You could use TokenStreamRewriter
to get the source code without the purpose node (or accomplish many other rewriting tasks). Here's an example from an application where I conditionally add a top level LIMIT
clause to a MySQL query:
/**
001 * Parses the query to see if there's already a top-level limit clause. If none was found, the query is
002 * rewritten to include a limit clause with the given values.
003 *
004 * @param query The query to check and modify.
005 * @param serverVersion The version of MySQL to use for checking.
006 * @param sqlMode The current SQL mode in the server.
007 * @param offset The limit offset to add.
008 * @param count The row count value to add.
009 *
010 * @returns The rewritten query if the original query is error free and contained no top-level LIMIT clause.
011 * Otherwise the original query is returned.
012 */
013 public checkAndApplyLimits(query: string, serverVersion: number, sqlMode: string, offset: number,
014 count: number): [string, boolean] {
015
016 this.applyServerDetails(serverVersion, sqlMode);
017 const tree = this.startParsing(query, false, MySQLParseUnit.Generic);
018 if (!tree || this.errors.length > 0) {
019 return [query, false];
020 }
021
022 const rewriter = new TokenStreamRewriter(this.tokenStream);
023 const expressions = XPath.findAll(tree, "/query/simpleStatement//queryExpression", this.parser);
024 let changed = false;
025 if (expressions.size > 0) {
026 // There can only be one top-level query expression where we can add a LIMIT clause.

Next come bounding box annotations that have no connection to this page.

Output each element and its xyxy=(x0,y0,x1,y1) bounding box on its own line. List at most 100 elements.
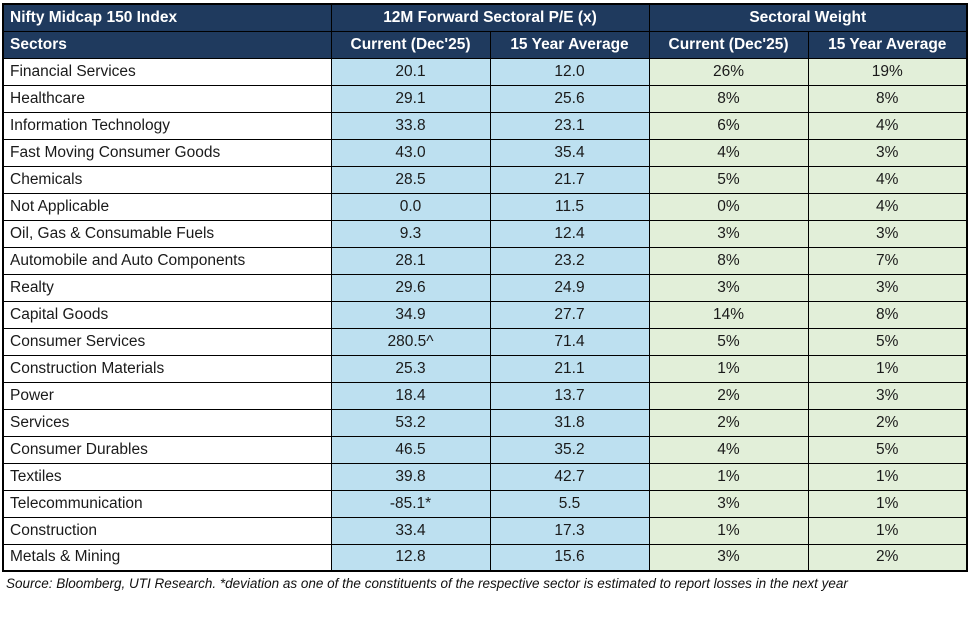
table-row: Fast Moving Consumer Goods 43.0 35.4 4% … xyxy=(2,138,968,167)
wt-current-cell: 3% xyxy=(648,489,809,518)
pe-15y-cell: 35.2 xyxy=(489,435,650,464)
group-header-weight: Sectoral Weight xyxy=(648,3,968,32)
wt-current-cell: 8% xyxy=(648,246,809,275)
wt-15y-cell: 7% xyxy=(807,246,968,275)
pe-current-cell: 28.1 xyxy=(330,246,491,275)
wt-current-cell: 5% xyxy=(648,165,809,194)
sector-cell: Consumer Services xyxy=(2,327,332,356)
table-row: Automobile and Auto Components 28.1 23.2… xyxy=(2,246,968,275)
wt-15y-cell: 19% xyxy=(807,57,968,86)
wt-current-cell: 0% xyxy=(648,192,809,221)
table-row: Telecommunication -85.1* 5.5 3% 1% xyxy=(2,489,968,518)
pe-current-cell: 46.5 xyxy=(330,435,491,464)
table-row: Chemicals 28.5 21.7 5% 4% xyxy=(2,165,968,194)
sector-cell: Fast Moving Consumer Goods xyxy=(2,138,332,167)
pe-current-cell: 29.6 xyxy=(330,273,491,302)
wt-current-cell: 2% xyxy=(648,381,809,410)
pe-15y-cell: 17.3 xyxy=(489,516,650,545)
wt-current-cell: 3% xyxy=(648,273,809,302)
group-header-pe: 12M Forward Sectoral P/E (x) xyxy=(330,3,650,32)
table-title: Nifty Midcap 150 Index xyxy=(2,3,332,32)
sector-cell: Automobile and Auto Components xyxy=(2,246,332,275)
pe-current-cell: 12.8 xyxy=(330,543,491,572)
sector-cell: Telecommunication xyxy=(2,489,332,518)
wt-current-cell: 8% xyxy=(648,84,809,113)
wt-current-cell: 4% xyxy=(648,435,809,464)
pe-current-cell: 28.5 xyxy=(330,165,491,194)
pe-current-cell: 25.3 xyxy=(330,354,491,383)
group-header-row: Nifty Midcap 150 Index 12M Forward Secto… xyxy=(2,3,968,32)
wt-15y-cell: 3% xyxy=(807,138,968,167)
source-footnote: Source: Bloomberg, UTI Research. *deviat… xyxy=(6,576,848,591)
wt-current-cell: 14% xyxy=(648,300,809,329)
pe-15y-cell: 24.9 xyxy=(489,273,650,302)
table-row: Consumer Durables 46.5 35.2 4% 5% xyxy=(2,435,968,464)
table-row: Construction 33.4 17.3 1% 1% xyxy=(2,516,968,545)
sector-cell: Healthcare xyxy=(2,84,332,113)
pe-15y-cell: 13.7 xyxy=(489,381,650,410)
wt-15y-cell: 1% xyxy=(807,489,968,518)
sector-cell: Services xyxy=(2,408,332,437)
column-header-row: Sectors Current (Dec'25) 15 Year Average… xyxy=(2,30,968,59)
table-row: Not Applicable 0.0 11.5 0% 4% xyxy=(2,192,968,221)
sector-cell: Construction xyxy=(2,516,332,545)
sector-cell: Oil, Gas & Consumable Fuels xyxy=(2,219,332,248)
pe-15y-cell: 21.1 xyxy=(489,354,650,383)
table-row: Power 18.4 13.7 2% 3% xyxy=(2,381,968,410)
pe-15y-cell: 23.1 xyxy=(489,111,650,140)
wt-15y-cell: 3% xyxy=(807,273,968,302)
wt-15y-cell: 1% xyxy=(807,462,968,491)
col-header-wt-15y: 15 Year Average xyxy=(807,30,968,59)
col-header-sectors: Sectors xyxy=(2,30,332,59)
table-row: Financial Services 20.1 12.0 26% 19% xyxy=(2,57,968,86)
pe-15y-cell: 35.4 xyxy=(489,138,650,167)
wt-current-cell: 26% xyxy=(648,57,809,86)
wt-current-cell: 2% xyxy=(648,408,809,437)
sector-cell: Realty xyxy=(2,273,332,302)
wt-current-cell: 1% xyxy=(648,516,809,545)
pe-current-cell: 280.5^ xyxy=(330,327,491,356)
table-row: Realty 29.6 24.9 3% 3% xyxy=(2,273,968,302)
pe-current-cell: 29.1 xyxy=(330,84,491,113)
pe-15y-cell: 27.7 xyxy=(489,300,650,329)
wt-15y-cell: 2% xyxy=(807,543,968,572)
sector-cell: Chemicals xyxy=(2,165,332,194)
wt-15y-cell: 3% xyxy=(807,381,968,410)
table-row: Information Technology 33.8 23.1 6% 4% xyxy=(2,111,968,140)
table-row: Services 53.2 31.8 2% 2% xyxy=(2,408,968,437)
wt-current-cell: 6% xyxy=(648,111,809,140)
col-header-pe-current: Current (Dec'25) xyxy=(330,30,491,59)
pe-current-cell: 33.8 xyxy=(330,111,491,140)
pe-15y-cell: 23.2 xyxy=(489,246,650,275)
pe-current-cell: 53.2 xyxy=(330,408,491,437)
pe-15y-cell: 12.0 xyxy=(489,57,650,86)
sector-cell: Financial Services xyxy=(2,57,332,86)
table-row: Capital Goods 34.9 27.7 14% 8% xyxy=(2,300,968,329)
table-row: Healthcare 29.1 25.6 8% 8% xyxy=(2,84,968,113)
wt-15y-cell: 4% xyxy=(807,111,968,140)
sector-cell: Consumer Durables xyxy=(2,435,332,464)
pe-current-cell: 43.0 xyxy=(330,138,491,167)
pe-current-cell: 0.0 xyxy=(330,192,491,221)
pe-current-cell: 9.3 xyxy=(330,219,491,248)
wt-15y-cell: 1% xyxy=(807,516,968,545)
wt-current-cell: 3% xyxy=(648,543,809,572)
pe-15y-cell: 25.6 xyxy=(489,84,650,113)
wt-15y-cell: 4% xyxy=(807,165,968,194)
sector-cell: Capital Goods xyxy=(2,300,332,329)
col-header-wt-current: Current (Dec'25) xyxy=(648,30,809,59)
page: Nifty Midcap 150 Index 12M Forward Secto… xyxy=(2,3,969,591)
table-row: Textiles 39.8 42.7 1% 1% xyxy=(2,462,968,491)
wt-current-cell: 1% xyxy=(648,462,809,491)
pe-15y-cell: 31.8 xyxy=(489,408,650,437)
wt-current-cell: 3% xyxy=(648,219,809,248)
pe-15y-cell: 15.6 xyxy=(489,543,650,572)
sector-cell: Power xyxy=(2,381,332,410)
pe-current-cell: 33.4 xyxy=(330,516,491,545)
table-row: Construction Materials 25.3 21.1 1% 1% xyxy=(2,354,968,383)
wt-current-cell: 1% xyxy=(648,354,809,383)
pe-15y-cell: 5.5 xyxy=(489,489,650,518)
table-row: Metals & Mining 12.8 15.6 3% 2% xyxy=(2,543,968,572)
wt-15y-cell: 2% xyxy=(807,408,968,437)
wt-15y-cell: 4% xyxy=(807,192,968,221)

027 const candidate: ParseTree = expressions.values().next().value;
028
029 // Check if the candidate comes from a subquery.
030 let run: ParseTree | undefined = candidate;
031 let invalid = false;
032 while (run) {
033 if (run instanceof SubqueryContext) {
034 invalid = true;
035 break;
036 }
037
038 run = run.parent;
039 }
040
041 if (!invalid) {
042 // Top level query expression here. Check if there's already a LIMIT clause before adding one.
043 const context = candidate as QueryExpressionContext;
044 if (!context.limitClause() && context.stop) {
045 // OK, ready to add an own limit clause.
046 rewriter.insertAfter(context.stop, ` LIMIT ${offset}, ${count}`);
047 changed = true;
048 }
049 }
040 }
051
052 return [rewriter.getText(), changed];
053 }
What is this code doing:
- Line 017: the input is parsed to get a parse tree. If you have done that already, you can pass in the parse tree, of course, instead of parsing again.
- Line 022 prepares a new TokenStreamRewriter instance with your token stream.
- Line 023 uses ANTLR4's XPATH feature to get all nodes of a specific context type. This is where you can retrieve all your purpose contexts in one go. This would also be a solution for your point 2).
- The following lines only check if a new LIMIT clause must be added at all. Not so interesting for you.
- Line 046 is the place where you manipulate the token stream. In this case something is added, but you can also replace or remove nodes.
- Line 052 contains probably what you are most interested in: it returns the original text of the input, but with all the rewrite actions applied.
With this code you can create a temporary java file for compilation. And it could be used to execute two actions from your list at the same time (collect the purposes and remove them).